With the election of Donald Trump as president, Pimentel’s future has darkened once again. Trump’s aggressive anti-immigrant rhetoric, as well as his early executive actions, do not bode well for the 11 million undocumented immigrants in our country – including those 750,000 individuals who, like Pimentel, are under the temporary protection of DACA.
For Pimentel, the essential question can be expressed in five words: Will Trump kick me out?
It is easy to feel sympathy for a young man like Pimentel. After all, he was only a baby when he entered this country; it would be absurd to hold him morally culpable for his parents’ decision to break the law by overstaying their visa. When some individuals, with hardness of heart, tell him to “go home,” what could that possibly mean? Home for Pimentel is here in the United States. The Portugal of his infancy is a foreign country; he doesn’t speak Portuguese, nor is he familiar with that nation’s culture or mores.

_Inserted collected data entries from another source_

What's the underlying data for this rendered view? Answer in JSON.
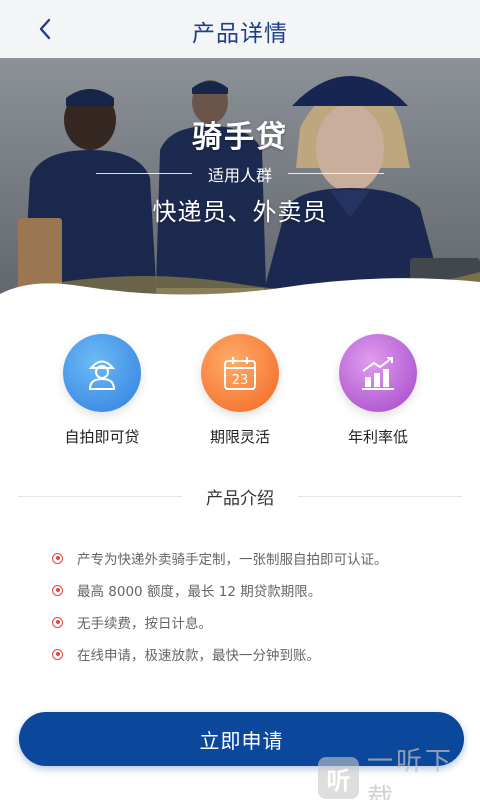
{
  "nav": {
    "title": "产品详情",
    "back_icon": "chevron-left-icon"
  },
  "hero": {
    "title": "骑手贷",
    "subtitle": "适用人群",
    "target": "快递员、外卖员"
  },
  "features": [
    {
      "label": "自拍即可贷",
      "icon": "person-icon",
      "color_from": "#5db0f2",
      "color_to": "#2f7fe0"
    },
    {
      "label": "期限灵活",
      "icon": "calendar-icon",
      "calendar_number": "23",
      "color_from": "#ff9a52",
      "color_to": "#f26622"
    },
    {
      "label": "年利率低",
      "icon": "bar-chart-icon",
      "color_from": "#d68ae6",
      "color_to": "#a146c8"
    }
  ],
  "intro": {
    "title": "产品介绍",
    "points": [
      "产专为快递外卖骑手定制，一张制服自拍即可认证。",
      "最高 8000 额度，最长 12 期贷款期限。",
      "无手续费，按日计息。",
      "在线申请，极速放款，最快一分钟到账。"
    ]
  },
  "apply_button": {
    "label": "立即申请"
  },
  "watermark": {
    "icon_char": "听",
    "text": "一听下载"
  },
  "colors": {
    "brand": "#0b479b",
    "bullet": "#d94848",
    "nav_title": "#1d3f86"
  }
}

Moreover, I can appreciate his attempts to validate his parents’ decision to stay in the United States and contribute to our economy. As he wrote in the Sept. 26, 2016, issue of The Guardian, “Many suggest that I should leave, that I should be deported, that my parents should be deported. It is assumed that we do not pay taxes. It is assumed that we do not contribute. But my parents have built their lives here – they have invested in their own small business, created jobs and built up their own success by pursuing the American dream. The vast majority of undocumented immigrants have contributed to their communities.”
And yet … and yet … the following facts cannot be denied: Pimentel and his parents are not refugees; they did not flee a tyrannical government that threatened their lives and limbs. His parents chose to live here as illegal immigrants. Essentially, they chose to cut the line, to avoid the lengthy and cumbersome process that legal immigrants must take on their path to eventual United States citizenship.
What do undocumented immigrants have to say to those who have played by the rules?
And yet … and yet …what can any of us say to a young man like Pimentel? Must he remain in the twilight zone like a forsaken character in a Franz Kafka story – waiting, waiting for that knock on the door? By what possible moral standard can we hold him accountable for a decision his parents made when he was an infant? Surely, there must be a reservoir of wisdom and good will somewhere in Washington officialdom that can find a pathway to citizenship for the 750,000 so-called Dreamers.
Because Rodrigo Pimentel happens to be a dreamer in this uncertain time of Trump, there is no way of predicting in what new directions his dreams will take him.